Why World War II Was So Much Worse Than World War I

Humanity has been fighting wars since the dawn of time. Although they weren't any less awful, ancient wars had a limited scope. They were fought using more primitive weapons that for centuries consisted mainly of arrows, spears, and blades, and produced fewer casualties. Ancient wars were also localized. It was one group or nation against another, with battles fought in specific places unless the purpose was invasion.

World War I was the first war ever to have something like a truly global scale. It was fought in Europe, Africa, the Middle East, and Asia, with about 30 nations declaring war at one point or another (via Imperial War Museums). It caused the loss of millions of lives, but it also ended with the Germans' surrender; they agreed to withdraw their forces from occupied territory (via BBC).

While World War I was bad, World War II eventually became the deadliest conflict in history. It was also the most expensive war ever fought. Over 70 nations were involved and the civilian death toll was greater than in any armed conflict ever before or since. World War II also saw atrocities and carnage on a scale that had never been experienced before. The bombing of cities killed thousands and thousands within minutes, and the political and economic consequences of the war continued for decades (per The Guardian). By the time World War II ended, it had forever changed the nature of war. 

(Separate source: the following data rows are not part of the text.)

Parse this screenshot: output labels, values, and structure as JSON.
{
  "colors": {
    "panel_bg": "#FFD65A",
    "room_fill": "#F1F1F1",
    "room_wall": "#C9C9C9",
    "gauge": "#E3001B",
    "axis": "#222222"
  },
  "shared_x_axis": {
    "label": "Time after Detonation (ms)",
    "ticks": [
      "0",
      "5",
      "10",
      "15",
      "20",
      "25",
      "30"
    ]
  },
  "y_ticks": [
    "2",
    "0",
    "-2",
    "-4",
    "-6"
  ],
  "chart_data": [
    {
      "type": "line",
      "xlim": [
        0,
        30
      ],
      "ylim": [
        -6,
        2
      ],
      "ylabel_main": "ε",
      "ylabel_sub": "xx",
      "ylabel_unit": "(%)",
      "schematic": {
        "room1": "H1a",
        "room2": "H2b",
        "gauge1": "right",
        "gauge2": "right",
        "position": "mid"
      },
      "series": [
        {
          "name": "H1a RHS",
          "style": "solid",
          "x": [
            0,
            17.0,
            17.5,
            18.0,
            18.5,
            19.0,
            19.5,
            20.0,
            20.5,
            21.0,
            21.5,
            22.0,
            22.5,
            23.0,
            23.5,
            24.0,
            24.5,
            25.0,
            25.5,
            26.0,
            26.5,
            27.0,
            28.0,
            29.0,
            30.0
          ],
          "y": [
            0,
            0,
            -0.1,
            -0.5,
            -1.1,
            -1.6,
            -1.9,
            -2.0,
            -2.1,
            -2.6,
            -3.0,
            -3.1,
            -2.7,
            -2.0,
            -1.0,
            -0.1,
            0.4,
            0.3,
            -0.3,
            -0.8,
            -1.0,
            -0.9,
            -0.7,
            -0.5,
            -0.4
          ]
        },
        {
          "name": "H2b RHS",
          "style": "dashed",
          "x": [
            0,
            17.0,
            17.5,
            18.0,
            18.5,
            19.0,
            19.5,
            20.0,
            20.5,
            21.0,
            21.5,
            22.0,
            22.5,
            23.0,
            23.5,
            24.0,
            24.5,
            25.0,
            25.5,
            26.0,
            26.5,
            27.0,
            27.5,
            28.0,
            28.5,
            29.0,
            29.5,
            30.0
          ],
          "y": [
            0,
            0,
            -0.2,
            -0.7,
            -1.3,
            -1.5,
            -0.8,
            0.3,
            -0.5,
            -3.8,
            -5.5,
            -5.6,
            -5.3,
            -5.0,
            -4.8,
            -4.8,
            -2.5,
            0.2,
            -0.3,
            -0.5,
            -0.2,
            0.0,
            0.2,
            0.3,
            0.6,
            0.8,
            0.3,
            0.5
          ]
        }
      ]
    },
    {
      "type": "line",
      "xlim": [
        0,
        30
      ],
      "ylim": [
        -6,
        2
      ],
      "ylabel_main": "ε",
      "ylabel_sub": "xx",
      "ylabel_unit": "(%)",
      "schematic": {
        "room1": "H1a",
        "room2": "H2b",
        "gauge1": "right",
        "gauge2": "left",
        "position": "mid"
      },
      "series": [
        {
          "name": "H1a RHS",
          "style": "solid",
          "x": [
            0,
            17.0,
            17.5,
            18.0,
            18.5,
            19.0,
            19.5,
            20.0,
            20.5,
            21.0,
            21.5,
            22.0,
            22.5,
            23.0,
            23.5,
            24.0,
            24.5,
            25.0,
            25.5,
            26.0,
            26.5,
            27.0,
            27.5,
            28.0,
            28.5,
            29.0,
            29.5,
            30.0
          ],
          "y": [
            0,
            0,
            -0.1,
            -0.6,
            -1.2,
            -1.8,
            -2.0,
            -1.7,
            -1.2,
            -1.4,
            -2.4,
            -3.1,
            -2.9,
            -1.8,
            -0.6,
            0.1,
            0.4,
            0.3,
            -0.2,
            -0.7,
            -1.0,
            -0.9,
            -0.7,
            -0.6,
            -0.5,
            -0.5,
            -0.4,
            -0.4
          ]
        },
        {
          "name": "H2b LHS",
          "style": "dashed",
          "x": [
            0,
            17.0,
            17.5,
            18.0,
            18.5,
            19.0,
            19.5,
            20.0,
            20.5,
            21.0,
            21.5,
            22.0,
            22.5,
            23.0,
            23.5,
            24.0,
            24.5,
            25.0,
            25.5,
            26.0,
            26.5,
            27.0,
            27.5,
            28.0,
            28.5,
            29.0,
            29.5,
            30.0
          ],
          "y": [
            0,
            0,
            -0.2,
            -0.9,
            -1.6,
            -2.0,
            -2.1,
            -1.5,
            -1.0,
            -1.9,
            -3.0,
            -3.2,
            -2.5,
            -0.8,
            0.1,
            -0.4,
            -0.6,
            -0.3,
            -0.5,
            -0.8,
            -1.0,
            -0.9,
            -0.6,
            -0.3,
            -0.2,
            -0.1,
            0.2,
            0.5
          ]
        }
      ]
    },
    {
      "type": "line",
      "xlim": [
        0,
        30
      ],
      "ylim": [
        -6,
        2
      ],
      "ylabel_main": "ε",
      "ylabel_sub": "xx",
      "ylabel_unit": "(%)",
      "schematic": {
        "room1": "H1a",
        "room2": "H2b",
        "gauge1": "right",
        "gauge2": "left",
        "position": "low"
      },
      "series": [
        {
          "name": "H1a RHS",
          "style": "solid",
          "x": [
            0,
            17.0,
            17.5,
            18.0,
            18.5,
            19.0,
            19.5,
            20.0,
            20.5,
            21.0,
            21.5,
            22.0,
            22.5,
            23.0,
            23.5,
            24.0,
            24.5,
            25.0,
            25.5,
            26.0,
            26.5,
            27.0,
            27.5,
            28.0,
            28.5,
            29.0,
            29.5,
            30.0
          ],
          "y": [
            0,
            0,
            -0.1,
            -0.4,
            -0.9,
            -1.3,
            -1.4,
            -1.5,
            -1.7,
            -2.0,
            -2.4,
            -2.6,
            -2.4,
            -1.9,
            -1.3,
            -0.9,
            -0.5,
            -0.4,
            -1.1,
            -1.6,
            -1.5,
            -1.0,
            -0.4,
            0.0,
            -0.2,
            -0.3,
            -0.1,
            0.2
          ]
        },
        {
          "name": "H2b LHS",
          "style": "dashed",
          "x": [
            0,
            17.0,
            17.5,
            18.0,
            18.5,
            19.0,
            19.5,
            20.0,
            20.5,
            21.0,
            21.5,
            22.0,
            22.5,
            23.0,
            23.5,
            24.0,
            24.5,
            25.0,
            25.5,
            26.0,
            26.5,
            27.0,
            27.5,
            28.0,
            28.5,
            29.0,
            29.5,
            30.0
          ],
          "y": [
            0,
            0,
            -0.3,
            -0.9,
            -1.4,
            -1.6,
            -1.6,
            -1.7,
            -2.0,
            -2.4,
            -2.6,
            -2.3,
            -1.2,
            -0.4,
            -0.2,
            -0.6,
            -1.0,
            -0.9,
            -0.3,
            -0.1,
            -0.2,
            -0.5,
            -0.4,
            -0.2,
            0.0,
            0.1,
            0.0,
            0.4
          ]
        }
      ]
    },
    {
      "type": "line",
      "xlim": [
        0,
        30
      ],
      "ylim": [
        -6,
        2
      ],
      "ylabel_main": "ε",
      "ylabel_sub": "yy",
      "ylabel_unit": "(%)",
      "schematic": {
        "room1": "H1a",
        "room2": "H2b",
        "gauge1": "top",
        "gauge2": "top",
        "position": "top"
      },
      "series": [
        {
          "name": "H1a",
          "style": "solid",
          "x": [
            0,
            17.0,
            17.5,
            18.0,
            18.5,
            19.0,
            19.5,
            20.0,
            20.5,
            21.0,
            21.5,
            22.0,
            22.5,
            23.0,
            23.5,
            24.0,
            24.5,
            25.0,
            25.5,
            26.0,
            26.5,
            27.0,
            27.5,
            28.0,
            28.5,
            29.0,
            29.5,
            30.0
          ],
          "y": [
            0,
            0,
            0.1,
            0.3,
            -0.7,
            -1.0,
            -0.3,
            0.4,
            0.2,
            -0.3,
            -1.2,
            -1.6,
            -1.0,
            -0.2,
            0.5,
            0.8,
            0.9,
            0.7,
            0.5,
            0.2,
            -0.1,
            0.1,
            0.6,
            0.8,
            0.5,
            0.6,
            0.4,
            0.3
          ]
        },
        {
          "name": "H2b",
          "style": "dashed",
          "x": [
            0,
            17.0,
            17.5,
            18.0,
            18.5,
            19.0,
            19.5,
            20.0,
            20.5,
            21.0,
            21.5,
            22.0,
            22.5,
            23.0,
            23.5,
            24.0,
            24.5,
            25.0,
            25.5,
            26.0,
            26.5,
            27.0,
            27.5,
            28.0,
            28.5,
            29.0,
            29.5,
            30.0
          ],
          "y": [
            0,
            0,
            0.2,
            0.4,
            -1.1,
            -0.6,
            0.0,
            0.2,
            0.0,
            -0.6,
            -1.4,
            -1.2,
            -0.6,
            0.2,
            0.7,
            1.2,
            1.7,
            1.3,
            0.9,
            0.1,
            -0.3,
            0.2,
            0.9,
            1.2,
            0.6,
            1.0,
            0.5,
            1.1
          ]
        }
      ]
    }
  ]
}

In WWII, weapons were bigger, louder and a lot more deadly

World War I was largely a trench war. This means infantry often picked up a spot, set up artillery and machine guns and dug trenches to protect their soldiers. The enemy did the same on the other side. In between the two there was usually a large wasteland — open space which soldiers would have to cross in attacking the enemy lines. Some of the biggest battles of World War I were fought this way. While tanks and early airplanes were also in use, they weren't the core of the fighting (via The National WWI Museum and Memorial).

By the time World War II started, artillery and machine guns were far more powerful and deadly. Airplanes, tanks, and submarines also played a big part in the conflict. The Germans used the world's first jet-powered fighter aircraft (the Messerschmitt Me 262) and the 88 Acht-acht (flak) anti-aircraft and anti-tank artillery gun. The 88 could destroy a target up to 200 yards away, and during Operation Battleaxe alone destroyed 90 British tanks and killed nearly 1,000 men (per Ancient History Lists).

But the biggest difference between the two wars was nuclear weaponry utilized toward the end of World War II. In the United States, research started under the Manhattan Project as a response to German scientists working on nuclear weapons themselves. In the end, it was the United States that would drop the only two atomic bombs ever used in war (via History).

Then there were the Nazis

The worst thing to come out of World War II is, without a doubt, Hitler. Despite all the destruction and death that World War I caused, WWII brought the world Hitler, the Nazis, and one of history's most wide-spread acts of genocide.

Ironically, Adolf Hitler served in the Bavarian Army himself during World War I. He not only volunteered, but he was highly decorated for his service. According to The International Encyclopedia of the First World War, Hitler's time in the military helped shape his later political career and served as inspiration for what the thought the future of Germany should look like.

Hitler is best known for his deliberate planning of the "Final Solution," the organized persecution and killing of million of people during World War II. In addition to murdering 6 million Jews, Nazi Germany's racial policy also sent 5 million Roma, homosexuals, Soviet prisoners of war, and Jehovah's Witnesses to concentration camps and to their deaths (via The National WWII Museum).

Under Hitler's watch, Nazi Germany embarked in a campaign to "cleanse" the country, authorizing doctors and geneticists to carry out all kind of macabre experiments and mass sterilization programs. Josef Mengele, the chief doctor at Auschwitz-Birkenau, was involved in over 70 medical research projects between 1939 and 1945, many including children (via the United States Holocaust Memorial Museum).

The toll of World War II was enormous

By the time World War I ended, it had become the bloodiest war in the history of the world. As reported by Britannica, the deadliest day of the war resulted in over 57,000 British soldiers losing their lives during the Battle of the Somme. In total, there were 8.5 million military casualties and potentially 14 million civilian deaths by the end of the war. An additional 21 million were wounded and 7.7 million ended up as prisoners of war or missing, according to Britannica.

The casualties in World War II were much higher. Over 15 million died in battle — nearly double the number from World War I — and 25 million were wounded. Additionally, World War II resulted in over 45 million civilian deaths. The Soviet Union lost a horrendous portion of its population — 24 million people, military and civilians combined (per The National WWII Museum).

The two nuclear bombs detonated over Hiroshima and Nagasaki killed over 200,000 people, of which more than half died instantly as the bombs exploded and leveled parts of the city. There is no exact number regarding the many who died over the following months from radiation exposure (via History).

The aftermath of World War II was also catastrophic. Britain was in major debt, the Soviet Union was dealing with widespread starvation, and Japan spent decades rebuilding the destruction caused by atomic fallout. Much of Europe had been occupied by the end of the war and many cities had been reduced to ash and rubble.